Concepts of the instrumentation, observability, and monitoring of a computing system are interrelated and essential for managing the operational complexity of modern cloud-native applications. By leveraging OpenTelemetry for instrumentation, you can address observability concerns in your application while keeping the implementation vendor neutral and choose monitoring or distributed tracing systems later. A non-exhaustive list of OpenTelemetry vendors who natively support OTLP (OpenTelemetry protocol) is available and can be used to make those decisions easier.
Observability, monitoring, and instrumentation primer
Observability in computing refers to the ability to understand and analyze the internal state of a system by observing its outputs or behaviors. Monitoring involves actively observing the performance and health of the system by collecting predefined metrics such as CPU usage, memory consumption, response times, and error rates. Instrumentation refers to the incorporation of code or agents into a computing system to gather relevant data in the form of traces, metrics, and logs (also known as telemetry data).
Here is how observability and monitoring relate to the instrumentation process:
- Instrumentation is the foundation
It provides raw data about the system's behavior. This data can include function execution times, memory usage, response times, and error rates. - Observability is the ability to see
With the data from instrumentation, you can gain observability into your system. It means you can understand the inner workings, identify issues, see how it responds to changes, and handle novel problems (i.e. "unknown unknowns"). - Monitoring puts it all together
Monitoring tools or platforms take the data from instrumentation and present it in a way that's easy to analyze and understand. They can provide dashboards, alerts, reports that help you keep track of your system's health and performance, as well as tools to perform distributed tracing analysis.
Proper instrumentation enables not only monitoring but also proactive problem-solving by providing real-time visibility into system behavior, allowing for timely interventions and optimizations.
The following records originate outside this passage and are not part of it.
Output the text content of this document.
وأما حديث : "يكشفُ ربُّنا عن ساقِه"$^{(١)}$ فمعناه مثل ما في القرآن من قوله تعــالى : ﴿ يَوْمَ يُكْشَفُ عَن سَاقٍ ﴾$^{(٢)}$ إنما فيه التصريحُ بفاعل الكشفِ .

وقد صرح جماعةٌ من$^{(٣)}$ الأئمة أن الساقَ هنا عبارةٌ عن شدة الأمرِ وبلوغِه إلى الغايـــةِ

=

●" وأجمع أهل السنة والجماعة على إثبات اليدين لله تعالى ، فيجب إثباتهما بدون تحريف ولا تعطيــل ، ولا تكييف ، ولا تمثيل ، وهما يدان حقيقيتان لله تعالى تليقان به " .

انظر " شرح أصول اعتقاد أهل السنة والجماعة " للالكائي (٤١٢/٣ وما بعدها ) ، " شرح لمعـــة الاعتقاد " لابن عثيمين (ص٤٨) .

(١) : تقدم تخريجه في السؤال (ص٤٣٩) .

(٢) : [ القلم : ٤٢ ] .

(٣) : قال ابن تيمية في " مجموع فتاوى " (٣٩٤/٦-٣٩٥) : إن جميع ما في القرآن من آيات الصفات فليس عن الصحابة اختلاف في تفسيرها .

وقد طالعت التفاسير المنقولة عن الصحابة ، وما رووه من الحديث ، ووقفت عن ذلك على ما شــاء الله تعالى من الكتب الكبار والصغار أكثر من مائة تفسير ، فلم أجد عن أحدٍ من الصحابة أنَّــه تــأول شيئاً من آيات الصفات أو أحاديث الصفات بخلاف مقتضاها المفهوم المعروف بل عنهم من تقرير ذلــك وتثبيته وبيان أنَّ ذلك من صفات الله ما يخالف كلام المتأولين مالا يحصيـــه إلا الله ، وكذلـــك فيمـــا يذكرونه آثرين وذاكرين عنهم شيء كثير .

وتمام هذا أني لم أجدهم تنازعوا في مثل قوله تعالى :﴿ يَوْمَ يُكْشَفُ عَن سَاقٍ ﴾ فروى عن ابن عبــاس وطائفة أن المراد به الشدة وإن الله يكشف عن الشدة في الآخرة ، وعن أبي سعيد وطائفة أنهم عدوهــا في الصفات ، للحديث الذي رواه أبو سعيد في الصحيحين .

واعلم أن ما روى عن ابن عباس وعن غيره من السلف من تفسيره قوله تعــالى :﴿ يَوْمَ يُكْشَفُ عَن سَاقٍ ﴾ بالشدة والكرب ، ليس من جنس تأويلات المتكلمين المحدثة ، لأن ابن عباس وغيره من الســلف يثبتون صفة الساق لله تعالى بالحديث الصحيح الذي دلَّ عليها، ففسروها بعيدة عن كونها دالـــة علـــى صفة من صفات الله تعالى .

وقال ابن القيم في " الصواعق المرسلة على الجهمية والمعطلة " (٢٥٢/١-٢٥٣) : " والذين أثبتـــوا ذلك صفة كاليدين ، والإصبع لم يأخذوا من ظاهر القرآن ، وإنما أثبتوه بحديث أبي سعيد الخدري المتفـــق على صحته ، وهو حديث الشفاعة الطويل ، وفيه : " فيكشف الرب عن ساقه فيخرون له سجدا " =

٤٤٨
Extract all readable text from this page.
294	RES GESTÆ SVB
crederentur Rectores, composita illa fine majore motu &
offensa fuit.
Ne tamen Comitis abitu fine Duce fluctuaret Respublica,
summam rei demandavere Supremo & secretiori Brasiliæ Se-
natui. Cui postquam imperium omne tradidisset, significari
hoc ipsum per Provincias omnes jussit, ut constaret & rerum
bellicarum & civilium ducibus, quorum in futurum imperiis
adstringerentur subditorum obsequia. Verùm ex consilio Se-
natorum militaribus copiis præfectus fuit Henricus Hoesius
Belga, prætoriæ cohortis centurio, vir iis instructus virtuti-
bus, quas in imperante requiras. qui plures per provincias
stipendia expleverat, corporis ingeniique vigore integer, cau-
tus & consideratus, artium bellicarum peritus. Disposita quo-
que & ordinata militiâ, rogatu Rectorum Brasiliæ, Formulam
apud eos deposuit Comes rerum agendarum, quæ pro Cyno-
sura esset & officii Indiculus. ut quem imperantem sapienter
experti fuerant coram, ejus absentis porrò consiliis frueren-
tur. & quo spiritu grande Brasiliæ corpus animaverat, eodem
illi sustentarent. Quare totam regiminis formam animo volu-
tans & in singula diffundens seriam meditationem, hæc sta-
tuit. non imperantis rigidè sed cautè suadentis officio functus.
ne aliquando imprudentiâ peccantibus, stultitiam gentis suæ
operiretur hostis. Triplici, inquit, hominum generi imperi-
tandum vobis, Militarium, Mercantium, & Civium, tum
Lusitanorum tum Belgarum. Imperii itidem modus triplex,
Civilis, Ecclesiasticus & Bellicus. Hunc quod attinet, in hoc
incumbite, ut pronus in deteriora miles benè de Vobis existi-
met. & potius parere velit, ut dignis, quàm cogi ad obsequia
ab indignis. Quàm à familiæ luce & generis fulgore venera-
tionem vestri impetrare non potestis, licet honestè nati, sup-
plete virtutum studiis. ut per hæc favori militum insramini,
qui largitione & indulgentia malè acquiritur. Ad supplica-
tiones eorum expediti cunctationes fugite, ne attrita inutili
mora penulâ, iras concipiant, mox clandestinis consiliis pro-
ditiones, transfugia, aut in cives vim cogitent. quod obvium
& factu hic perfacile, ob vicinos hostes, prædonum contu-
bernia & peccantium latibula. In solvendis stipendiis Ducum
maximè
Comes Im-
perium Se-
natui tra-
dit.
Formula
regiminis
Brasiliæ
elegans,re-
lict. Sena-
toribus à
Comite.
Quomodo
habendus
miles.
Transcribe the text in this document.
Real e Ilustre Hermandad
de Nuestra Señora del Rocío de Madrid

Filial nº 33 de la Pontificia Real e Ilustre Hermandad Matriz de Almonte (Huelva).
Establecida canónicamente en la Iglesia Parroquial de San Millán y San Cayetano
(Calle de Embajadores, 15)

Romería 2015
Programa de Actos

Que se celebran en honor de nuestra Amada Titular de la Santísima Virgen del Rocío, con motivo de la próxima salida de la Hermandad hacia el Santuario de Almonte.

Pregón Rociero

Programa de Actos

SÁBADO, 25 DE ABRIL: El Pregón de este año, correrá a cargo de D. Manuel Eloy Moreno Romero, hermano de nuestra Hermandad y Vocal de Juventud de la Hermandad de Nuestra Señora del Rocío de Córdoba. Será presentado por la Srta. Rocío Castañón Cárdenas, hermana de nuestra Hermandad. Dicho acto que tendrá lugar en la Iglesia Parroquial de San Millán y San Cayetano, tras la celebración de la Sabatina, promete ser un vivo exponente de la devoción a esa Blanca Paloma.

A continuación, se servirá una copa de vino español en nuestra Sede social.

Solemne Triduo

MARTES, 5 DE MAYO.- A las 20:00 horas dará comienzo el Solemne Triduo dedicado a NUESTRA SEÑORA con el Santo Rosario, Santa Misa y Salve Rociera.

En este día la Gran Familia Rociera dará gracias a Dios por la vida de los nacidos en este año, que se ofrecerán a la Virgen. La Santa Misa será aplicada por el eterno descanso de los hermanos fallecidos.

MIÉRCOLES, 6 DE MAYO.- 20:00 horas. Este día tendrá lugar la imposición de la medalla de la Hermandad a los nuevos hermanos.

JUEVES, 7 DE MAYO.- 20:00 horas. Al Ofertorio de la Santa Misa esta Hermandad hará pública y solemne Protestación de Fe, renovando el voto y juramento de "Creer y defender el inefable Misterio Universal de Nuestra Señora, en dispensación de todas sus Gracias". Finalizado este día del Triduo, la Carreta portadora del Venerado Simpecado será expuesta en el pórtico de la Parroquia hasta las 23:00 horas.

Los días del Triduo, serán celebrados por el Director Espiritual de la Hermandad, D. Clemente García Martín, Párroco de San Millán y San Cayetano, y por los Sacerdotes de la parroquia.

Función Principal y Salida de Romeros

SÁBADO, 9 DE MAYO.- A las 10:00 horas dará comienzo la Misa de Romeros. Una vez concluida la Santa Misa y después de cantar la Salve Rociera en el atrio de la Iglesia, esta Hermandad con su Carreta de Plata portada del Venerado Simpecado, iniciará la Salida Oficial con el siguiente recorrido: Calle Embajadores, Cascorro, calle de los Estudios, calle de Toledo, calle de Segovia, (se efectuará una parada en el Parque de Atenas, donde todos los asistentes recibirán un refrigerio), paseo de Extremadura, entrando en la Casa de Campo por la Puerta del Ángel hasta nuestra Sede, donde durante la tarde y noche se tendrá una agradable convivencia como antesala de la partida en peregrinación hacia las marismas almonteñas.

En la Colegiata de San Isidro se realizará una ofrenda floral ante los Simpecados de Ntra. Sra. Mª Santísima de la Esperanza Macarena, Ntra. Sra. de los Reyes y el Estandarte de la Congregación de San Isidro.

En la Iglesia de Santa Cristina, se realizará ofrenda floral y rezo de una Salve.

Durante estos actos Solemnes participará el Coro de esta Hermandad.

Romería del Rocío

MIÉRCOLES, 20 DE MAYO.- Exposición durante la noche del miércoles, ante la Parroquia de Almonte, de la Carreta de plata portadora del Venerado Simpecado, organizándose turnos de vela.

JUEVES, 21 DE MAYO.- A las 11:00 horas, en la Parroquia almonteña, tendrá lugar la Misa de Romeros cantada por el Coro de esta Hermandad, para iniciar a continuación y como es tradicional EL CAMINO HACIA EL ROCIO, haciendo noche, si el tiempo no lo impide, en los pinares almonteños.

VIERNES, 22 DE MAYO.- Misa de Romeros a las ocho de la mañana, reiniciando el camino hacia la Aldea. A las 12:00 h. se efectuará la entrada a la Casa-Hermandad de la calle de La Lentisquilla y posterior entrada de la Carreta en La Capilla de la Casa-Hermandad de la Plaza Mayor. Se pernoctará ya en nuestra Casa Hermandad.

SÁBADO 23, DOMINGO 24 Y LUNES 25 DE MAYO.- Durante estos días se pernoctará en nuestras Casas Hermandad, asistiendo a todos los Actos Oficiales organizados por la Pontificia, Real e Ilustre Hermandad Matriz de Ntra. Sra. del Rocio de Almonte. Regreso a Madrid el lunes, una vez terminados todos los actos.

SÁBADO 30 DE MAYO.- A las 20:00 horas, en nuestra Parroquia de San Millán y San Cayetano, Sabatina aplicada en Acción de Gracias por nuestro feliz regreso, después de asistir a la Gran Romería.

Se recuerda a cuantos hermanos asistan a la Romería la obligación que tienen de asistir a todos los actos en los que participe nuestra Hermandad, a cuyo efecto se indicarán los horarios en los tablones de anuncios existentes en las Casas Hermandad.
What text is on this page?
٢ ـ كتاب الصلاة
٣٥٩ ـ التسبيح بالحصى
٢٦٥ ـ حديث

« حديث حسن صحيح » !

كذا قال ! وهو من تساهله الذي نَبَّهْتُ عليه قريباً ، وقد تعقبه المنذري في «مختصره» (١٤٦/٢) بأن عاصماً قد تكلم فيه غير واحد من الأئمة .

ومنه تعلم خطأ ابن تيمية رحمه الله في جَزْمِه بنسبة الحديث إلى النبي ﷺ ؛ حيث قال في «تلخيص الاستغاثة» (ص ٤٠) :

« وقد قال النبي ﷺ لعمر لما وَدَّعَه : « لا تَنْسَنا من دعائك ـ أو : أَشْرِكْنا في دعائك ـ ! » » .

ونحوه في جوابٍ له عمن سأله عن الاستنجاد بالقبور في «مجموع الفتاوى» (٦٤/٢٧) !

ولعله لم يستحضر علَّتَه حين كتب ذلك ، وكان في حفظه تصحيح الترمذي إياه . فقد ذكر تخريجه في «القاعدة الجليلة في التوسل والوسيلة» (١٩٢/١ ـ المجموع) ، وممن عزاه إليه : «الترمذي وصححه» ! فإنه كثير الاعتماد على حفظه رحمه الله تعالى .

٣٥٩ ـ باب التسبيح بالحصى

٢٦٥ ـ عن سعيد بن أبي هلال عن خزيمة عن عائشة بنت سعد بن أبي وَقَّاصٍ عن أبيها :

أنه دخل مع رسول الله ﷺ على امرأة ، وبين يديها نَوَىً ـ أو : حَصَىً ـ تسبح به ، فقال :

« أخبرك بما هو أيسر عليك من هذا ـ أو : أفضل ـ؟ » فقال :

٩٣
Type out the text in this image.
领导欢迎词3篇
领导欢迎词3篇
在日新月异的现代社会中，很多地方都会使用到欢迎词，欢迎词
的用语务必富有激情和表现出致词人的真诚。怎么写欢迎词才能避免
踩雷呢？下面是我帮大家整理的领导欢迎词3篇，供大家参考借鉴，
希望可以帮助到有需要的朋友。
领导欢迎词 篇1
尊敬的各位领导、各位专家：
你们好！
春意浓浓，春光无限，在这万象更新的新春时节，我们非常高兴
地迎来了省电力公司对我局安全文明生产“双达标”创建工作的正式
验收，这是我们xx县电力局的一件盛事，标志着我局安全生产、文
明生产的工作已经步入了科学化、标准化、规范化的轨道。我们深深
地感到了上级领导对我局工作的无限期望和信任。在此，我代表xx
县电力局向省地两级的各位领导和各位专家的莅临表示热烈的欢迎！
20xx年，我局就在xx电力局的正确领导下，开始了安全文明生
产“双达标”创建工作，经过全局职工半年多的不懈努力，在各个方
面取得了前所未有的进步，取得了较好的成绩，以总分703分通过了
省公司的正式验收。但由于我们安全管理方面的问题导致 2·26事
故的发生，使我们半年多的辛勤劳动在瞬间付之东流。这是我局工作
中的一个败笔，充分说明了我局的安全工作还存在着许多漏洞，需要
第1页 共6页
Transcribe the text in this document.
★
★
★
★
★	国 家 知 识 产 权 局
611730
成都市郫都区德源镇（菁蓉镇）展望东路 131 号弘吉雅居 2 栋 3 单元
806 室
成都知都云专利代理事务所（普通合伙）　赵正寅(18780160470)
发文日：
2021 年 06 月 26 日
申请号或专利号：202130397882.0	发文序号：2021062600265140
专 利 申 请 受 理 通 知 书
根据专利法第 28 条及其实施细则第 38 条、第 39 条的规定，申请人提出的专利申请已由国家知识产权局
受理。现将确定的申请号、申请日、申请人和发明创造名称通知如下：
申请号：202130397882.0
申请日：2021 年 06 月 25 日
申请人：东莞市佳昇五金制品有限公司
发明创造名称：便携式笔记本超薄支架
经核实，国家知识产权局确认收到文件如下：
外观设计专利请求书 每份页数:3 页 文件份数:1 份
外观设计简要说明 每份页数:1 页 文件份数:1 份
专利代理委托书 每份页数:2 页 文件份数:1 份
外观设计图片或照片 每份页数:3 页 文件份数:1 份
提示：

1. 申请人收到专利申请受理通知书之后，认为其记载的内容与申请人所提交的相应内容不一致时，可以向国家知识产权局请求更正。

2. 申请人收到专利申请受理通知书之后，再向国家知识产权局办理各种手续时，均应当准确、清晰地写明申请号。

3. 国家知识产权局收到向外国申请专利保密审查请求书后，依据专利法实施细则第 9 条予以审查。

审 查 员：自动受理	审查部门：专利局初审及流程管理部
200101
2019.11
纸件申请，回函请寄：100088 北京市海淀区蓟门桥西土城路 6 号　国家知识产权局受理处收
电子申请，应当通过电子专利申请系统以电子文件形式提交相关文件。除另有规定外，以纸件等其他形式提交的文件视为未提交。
Ultimately, the ability to observe and comprehend system dynamics is essential for maintaining system health, improving user experience, and driving innovation in the ever-evolving landscape of cloud computing.
Signals in OpenTelemetry
Generally, instrumentation is about adding code or agents to a system to generate and emit telemetry data. In OpenTelemetry, signals are categories of this data. These signals provide a standardized approach for collecting and transmitting telemetry data within distributed systems and include metrics, logs, traces, and baggage (contextual information passed between signals), which are collected, processed, and exported.
- Logs refer to structured records of events or messages generated during the execution of an application. Logs typically contain relevant information such as timestamps, severity levels, contextual data, and user-defined attributes.
- Metrics are quantitative measurements that provide insights into the behavior and performance of a system over time. These measurements represent various aspects of a system, like resource utilization, error rates, throughput, and latency.
- Traces represent the end-to-end journey of a request as it traverses through various components of a distributed system. It consists of a sequence of interconnected spans, each representing a unit of work or activity within the system. Spans capture relevant information such as start and end times, duration, and contextual metadata related to the operation performed.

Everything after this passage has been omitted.